Envy and jealousy, like all emotions, serve a purpose. They tell us what we care about, what really matters. I know this on an academic level. I understand the concepts of envy and jealousy, and the purpose they serve. This doesn't change the way I feel, and it also doesn't change the way I judge myself for how I feel. There's no rational reason to feel bad about feeling envious or jealous, yet I do feel bad when these feelings crop up. Maybe it's because of the way society treats jealousy as if it's bad. Maybe it's because I know, deep down, that the things I'm envious and jealous about result from me caring about the wrong things. What does it mean to care about the wrong things? I don't know.

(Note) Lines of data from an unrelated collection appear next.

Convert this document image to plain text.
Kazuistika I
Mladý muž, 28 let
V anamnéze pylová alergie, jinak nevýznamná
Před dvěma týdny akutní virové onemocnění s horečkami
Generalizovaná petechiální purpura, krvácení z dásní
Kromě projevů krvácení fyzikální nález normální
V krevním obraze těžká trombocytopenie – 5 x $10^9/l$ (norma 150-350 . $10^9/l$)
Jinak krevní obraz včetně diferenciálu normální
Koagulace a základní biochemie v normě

It might just be that it all boils down to all-or-nothing thinking, and that's really why it's "wrong" to have feelings of jealousy. I want ALL of the attention, or I'm not good enough. I want people to like ALL things about me, and if they don't, then they don't like me at all. I understand, of course, just how irrational this is. And since I've chosen to label myself a"RationalSnowflake," I feel some cognitive dissonance.

When I feel envious it often stems from me not feeling like I'm good enough to have whatever I'm envious about. But that feeling of inadequacy is unfounded. Just because I don't have the same attributes as them, doesn't mean I'm not good enough to get what they have. I can likely get it anyway, and if I can't, it might just not be for me. And when I feel jealous, it's because I'm assuming that if someone is spending time with someone else, it's because they prefer them over me, and therefore don't like me at all. This comes from all-or-nothing thinking and insecurity that is again unfounded. People like to spend time with a variety of other people. Choosing one person over another says nothing about either person's worth in the eyes of others.

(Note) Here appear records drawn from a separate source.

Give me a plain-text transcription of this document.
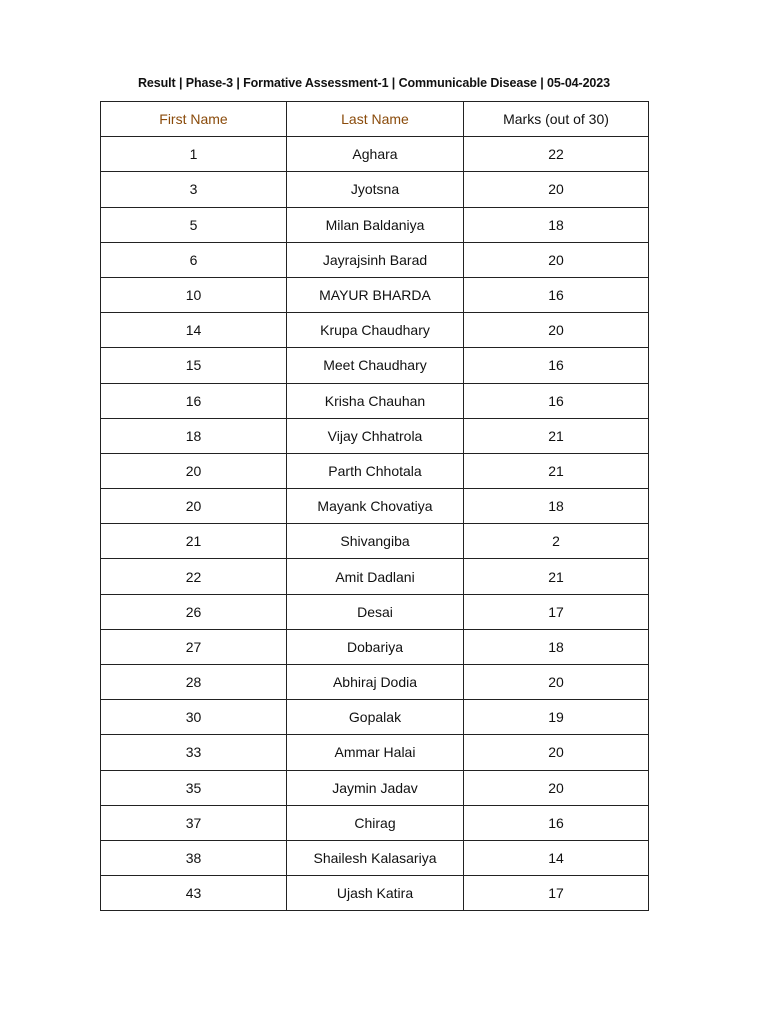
Result | Phase-3 | Formative Assessment-1 | Communicable Disease | 05-04-2023
First Name	Last Name	Marks (out of 30)
1	Aghara	22
3	Jyotsna	20
5	Milan Baldaniya	18
6	Jayrajsinh Barad	20
10	MAYUR BHARDA	16
14	Krupa Chaudhary	20
15	Meet Chaudhary	16
16	Krisha Chauhan	16
18	Vijay Chhatrola	21
20	Parth Chhotala	21
20	Mayank Chovatiya	18
21	Shivangiba	2
22	Amit Dadlani	21
26	Desai	17
27	Dobariya	18
28	Abhiraj Dodia	20
30	Gopalak	19
33	Ammar Halai	20
35	Jaymin Jadav	20
37	Chirag	16
38	Shailesh Kalasariya	14
43	Ujash Katira	17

There are so many ways for me to grow. I'm going to end this post on that optimistic thought. I have this opportunity to work on myself, to become a more rational and happier person. Not by ignoring my feelings (that's almost always irrational), but by examining the reasons behind them, and questioning the assumptions I'm making. I don't have to be perfect, I don't have to have all of the attention, I don't have to have everyone like everything about me. I think it's a good thing to be able to always identify a few things about yourself that you're working on improving. Because when you set self-improvement goals, it signals to yourself that you care, that you're worth the investment. And I am. So I will continue to question my assumptions and maybe eventually get rid of them altogether. And if I don't that's ok too.